A trick more commonly seen performed with balls, but which produces an unusual and quite pleasant effect when clubs are used instead.
When done with balls this trick is the exact reverse of ordinary chops - if you filmed someone doing chops and then played the tape backwards, you would see them doing reverse chops, and vice versa. This is also the case when the trick is done with clubs, as long as you remember to reverse the spins as well. Using reverse spins, however, will make this trick a lot harder, and I shouldn't think that it looks any better done this way - just use normal spins.
The clubs should be caught near to the bottom of the handles, to make the 'takeout' action easier, and also to make the trick larger and more visual.

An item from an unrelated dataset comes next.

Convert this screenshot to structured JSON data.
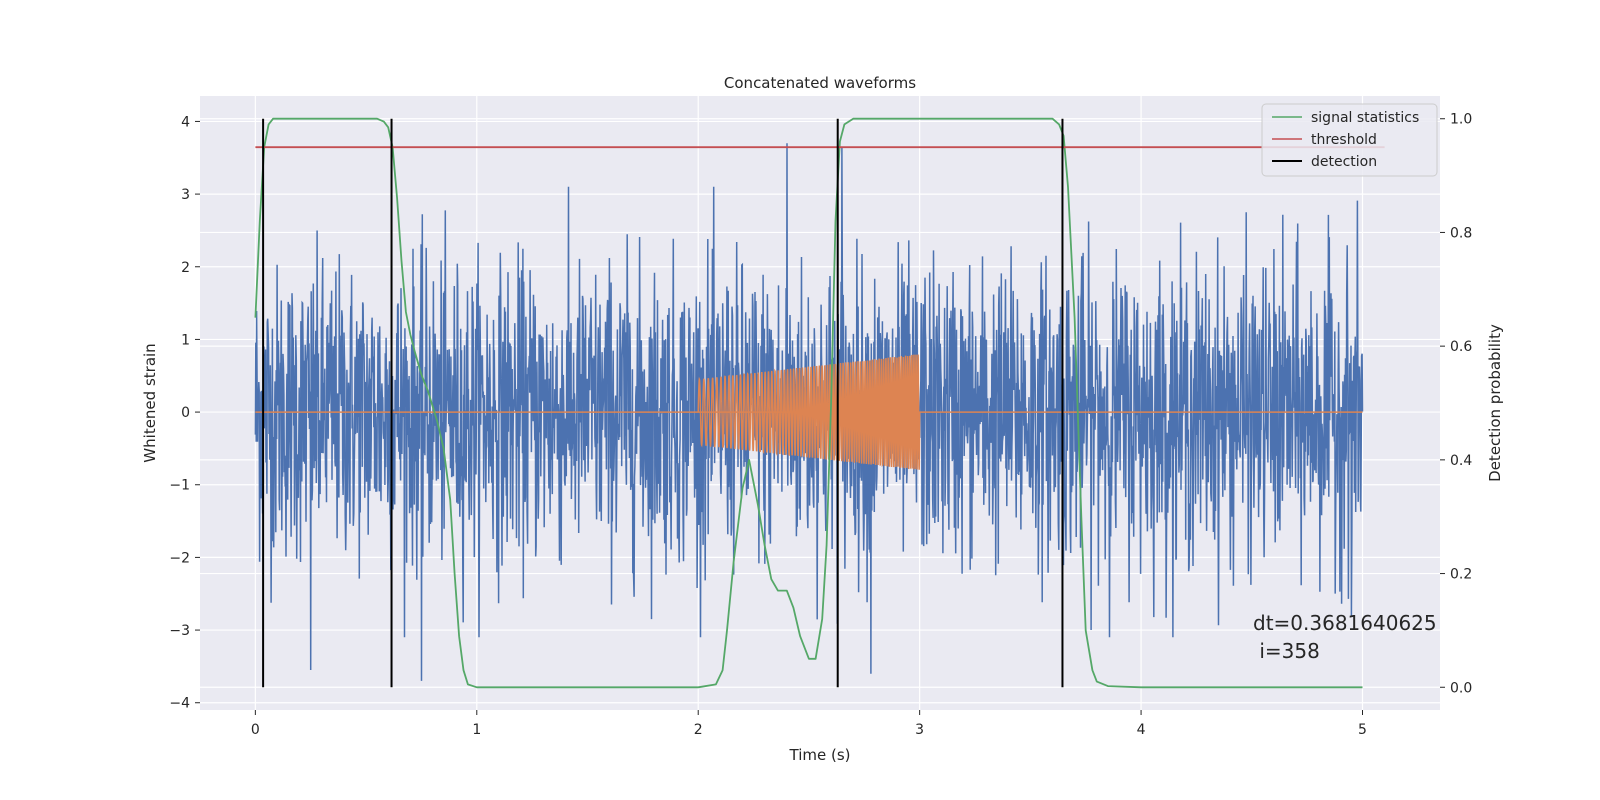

Try going into this trick from a reverse cascade - it makes the first few reverse chops you do much easier. Before doing this, try to angle the clubs in the pattern away from the direction of the throw, this means that when you start the trick the clubs are already angled correctly:
Note that after the club is released again it should point outwards slightly, so that it is at the right angle either to be incorporated into a reverse cascade, or to be reverse chopped back by the other hand.
Remember that each club which gets reverse chopped must be carried over another club, so make a large high arc. You shouldn't need to use any upper arm movement in this trick, it's all done from the elbow, with the forearm pointing more or less in the same direction as the club during the trick. Keep your wrists rigid as well during the learning stages, to make things simpler. If you wish, you can add a wrist action once you can do the trick, to give it a more chops-like appearance, however at first you should imagine that your forearm, hand and club are fixed to a straight rod which can be swung from the elbow, but not bent.
Reverse chops mix very nicely with ordinary chops, and also with wrist circles.